Drew Estate is, in my mind, the cigar company that kicked off the trend of turning ‘classy cigar culture’ on its head with bizarre product names. With names like Velvet Rat, Dirty Rat, Feral Flying Pig, MUWAT (My Uzi Weighs A Ton), and more, the company established a reputation for producing great product with a quirky spin.
The Nasty Fritas which we review today follows this brand theme as a follow up to the wildly popular Papas Fritas which was released at IPCPR 2012. Similar to Papas Fritas, the Nasty Fritas uses filler tobacco that is comprised of left over tobacco leaves from the production of Liga Privada No. 9 and T52.
- Cigar Reviewed: Drew Estate Nasty Fritas
- Wrapper: USA Connecticut Broadleaf Oscuro
- Binder: Brazil
- Filler: Honduras, Nicaragua
- Size: 4 x 52 petite torpedo
Appearance & Construction
Well what to say about the Nasty Fritas. It’s a strange looking smoke, with a long pigtail cap, closed foot, a and a rugged Connecticut Broadleaf Oscuro wrapper. The outer wrapper is a rugged dark brown with a bit of lighter marbling. The cigar is packed mostly consistently, though there’s a part at about halfway that has a lot of give when squeezed, suggesting some inconsistency.
Off the foot are aromas of barnyard, tree bark, trace amounts of white pepper, potato chips and smoky raisins. The pre light draw is perfect in terms of restrictiveness, with heavy spices, oak, some citrus, and charcoal on the palate.
Flavor & Smoke Characteristics
Like other ligas from Drew Estate, the smoke production on lighting up is immense. The closed foot gives the beginning an extra kick of condensed charred oak and pure dark cocoa powder. Once the closed foot burns away, the filler ignites, giving some additional complexity, with medium bodied notes of white pepper, toasted bread, bitter espresso, peppercorn, and light butter. The retrohale is mild and smooth, with charcoal, nuts, and cocoa powder.
Overall, the profile in the first three quarters of an inch is dark, rich, and very enjoyable.

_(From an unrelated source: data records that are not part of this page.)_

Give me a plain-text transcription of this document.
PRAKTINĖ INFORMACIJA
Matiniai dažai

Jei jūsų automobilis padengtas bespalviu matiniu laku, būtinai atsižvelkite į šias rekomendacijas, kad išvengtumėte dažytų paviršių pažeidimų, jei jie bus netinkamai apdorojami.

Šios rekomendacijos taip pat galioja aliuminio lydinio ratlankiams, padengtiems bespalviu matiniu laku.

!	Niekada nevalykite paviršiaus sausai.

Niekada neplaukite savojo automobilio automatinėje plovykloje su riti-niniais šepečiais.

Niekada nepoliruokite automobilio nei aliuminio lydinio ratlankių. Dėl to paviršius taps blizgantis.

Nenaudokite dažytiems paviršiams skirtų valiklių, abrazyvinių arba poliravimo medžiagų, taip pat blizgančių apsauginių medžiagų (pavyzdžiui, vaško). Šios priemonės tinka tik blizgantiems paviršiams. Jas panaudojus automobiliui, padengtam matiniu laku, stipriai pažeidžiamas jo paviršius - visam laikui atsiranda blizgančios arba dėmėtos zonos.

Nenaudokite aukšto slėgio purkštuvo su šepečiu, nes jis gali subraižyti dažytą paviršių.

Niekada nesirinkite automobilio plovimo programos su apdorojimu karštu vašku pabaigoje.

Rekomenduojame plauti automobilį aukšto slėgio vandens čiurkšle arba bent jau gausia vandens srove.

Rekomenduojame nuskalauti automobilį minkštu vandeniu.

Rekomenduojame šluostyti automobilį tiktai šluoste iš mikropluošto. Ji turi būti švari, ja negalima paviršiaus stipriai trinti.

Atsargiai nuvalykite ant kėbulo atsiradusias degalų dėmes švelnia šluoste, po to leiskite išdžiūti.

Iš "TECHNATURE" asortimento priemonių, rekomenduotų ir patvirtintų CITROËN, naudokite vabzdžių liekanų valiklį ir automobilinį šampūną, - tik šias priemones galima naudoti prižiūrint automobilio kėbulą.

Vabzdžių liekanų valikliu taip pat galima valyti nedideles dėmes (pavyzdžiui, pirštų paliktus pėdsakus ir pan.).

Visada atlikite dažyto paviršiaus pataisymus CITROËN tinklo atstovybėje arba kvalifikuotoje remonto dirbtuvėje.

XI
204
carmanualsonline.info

At about an inch in, the white ash is still holding, the burn is straight, and the Nasty Fritas has progressed enough that the ring guage is at about 50. The charcoal notes here morph into something akin to peppery leather, and a nice stone fruit note plays in the background. At the same time, a slight red pepper emerges that activates the tip of the tongue. For a $6.50 stick, and small as it is, I’m pretty satisfied with the amount of flavor movement thus far.

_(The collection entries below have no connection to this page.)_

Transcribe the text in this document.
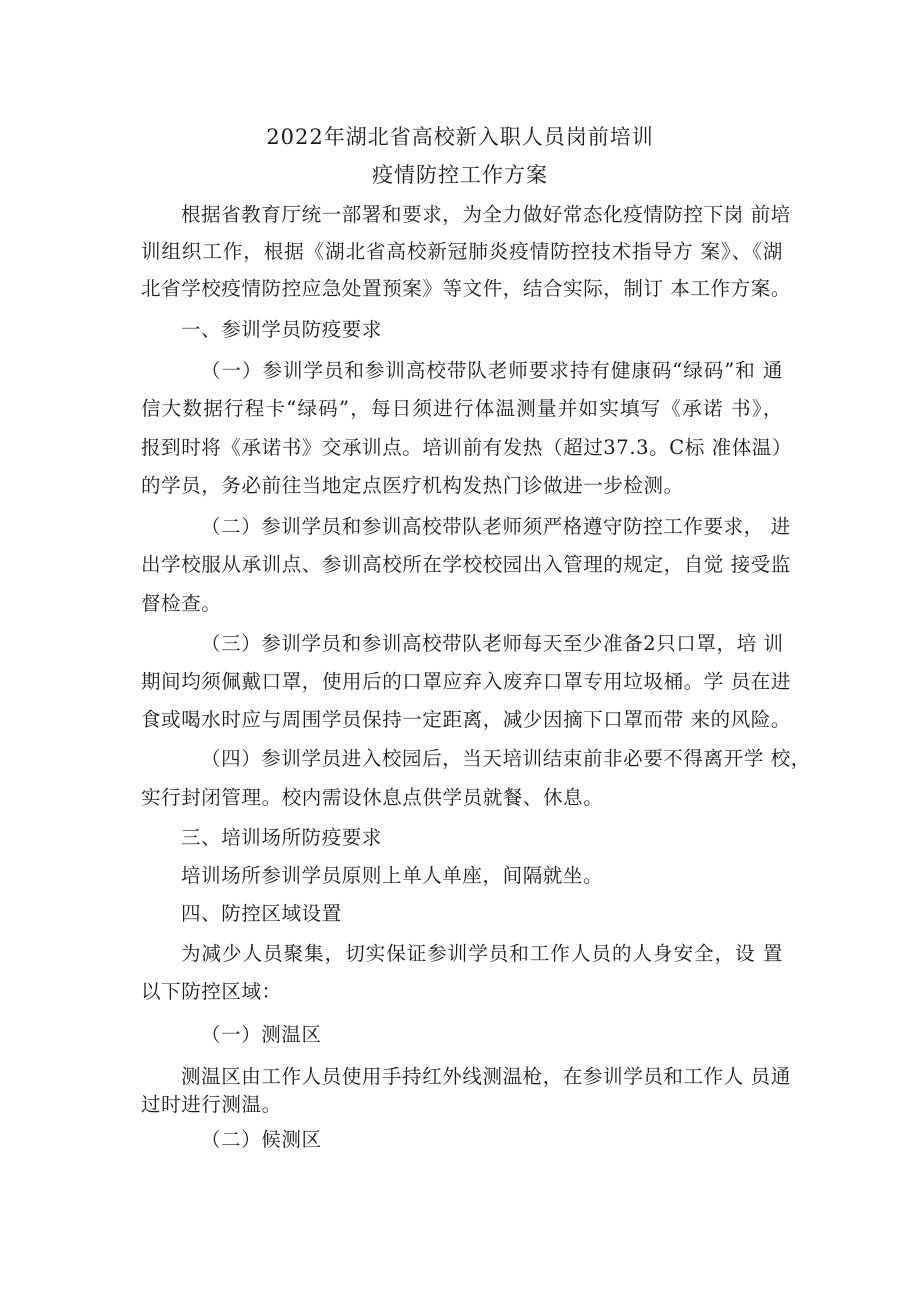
2022年湖北省高校新入职人员岗前培训
疫情防控工作方案
根据省教育厅统一部署和要求，为全力做好常态化疫情防控下岗 前培
训组织工作，根据《湖北省高校新冠肺炎疫情防控技术指导方 案》、《湖
北省学校疫情防控应急处置预案》等文件，结合实际，制订 本工作方案。
一、参训学员防疫要求
（一）参训学员和参训高校带队老师要求持有健康码“绿码”和 通
信大数据行程卡“绿码”，每日须进行体温测量并如实填写《承诺 书》，
报到时将《承诺书》交承训点。培训前有发热（超过37.3。C标 准体温）
的学员，务必前往当地定点医疗机构发热门诊做进一步检测。
（二）参训学员和参训高校带队老师须严格遵守防控工作要求， 进
出学校服从承训点、参训高校所在学校校园出入管理的规定，自觉 接受监
督检查。
（三）参训学员和参训高校带队老师每天至少准备2只口罩，培 训
期间均须佩戴口罩，使用后的口罩应弃入废弃口罩专用垃圾桶。学 员在进
食或喝水时应与周围学员保持一定距离，减少因摘下口罩而带 来的风险。
（四）参训学员进入校园后，当天培训结束前非必要不得离开学 校，
实行封闭管理。校内需设休息点供学员就餐、休息。
三、培训场所防疫要求
培训场所参训学员原则上单人单座，间隔就坐。
四、防控区域设置
为减少人员聚集，切实保证参训学员和工作人员的人身安全，设 置
以下防控区域：
（一）测温区
测温区由工作人员使用手持红外线测温枪，在参训学员和工作人 员通
过时进行测温。
（二）候测区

And it doesn’t stop there. As the Nasty Fritas burns past halfway and the ember tapers even more, the smoke takes on some more texture, and black pepper and toasted wood takes on a much more prominent role. It’s not as complex as the first third, but the increasing strength makes the cigar all the more enjoyable.
The final third changes even more, with the smoke taking on a much more savory character. Flavors include smoked ham, toasty wood, peppercorn, and natural tobacco, and the strength is north of medium but not at full. Overall this third is quite nice, and I’m doubly impressed that the construction has remained perfect despite the cigars unorthodox shape. Also, the smoke remains cool, allowing me to smoke the cigar down to the last half inch.
I’m very impressed with the Nasty Fritas. It doesn’t start with the most flavorful experience, but it develops nicely and the construction never falters. The flavors of pepper, toasted wood, smoked ham, and charcoal complement one another particularly well. So I think if Drew Estate’s intent was to create a new favorite in the short cigar segment, I think they’ve done it.
Drew Estate fan or not, you should give Nasty Fritas a try.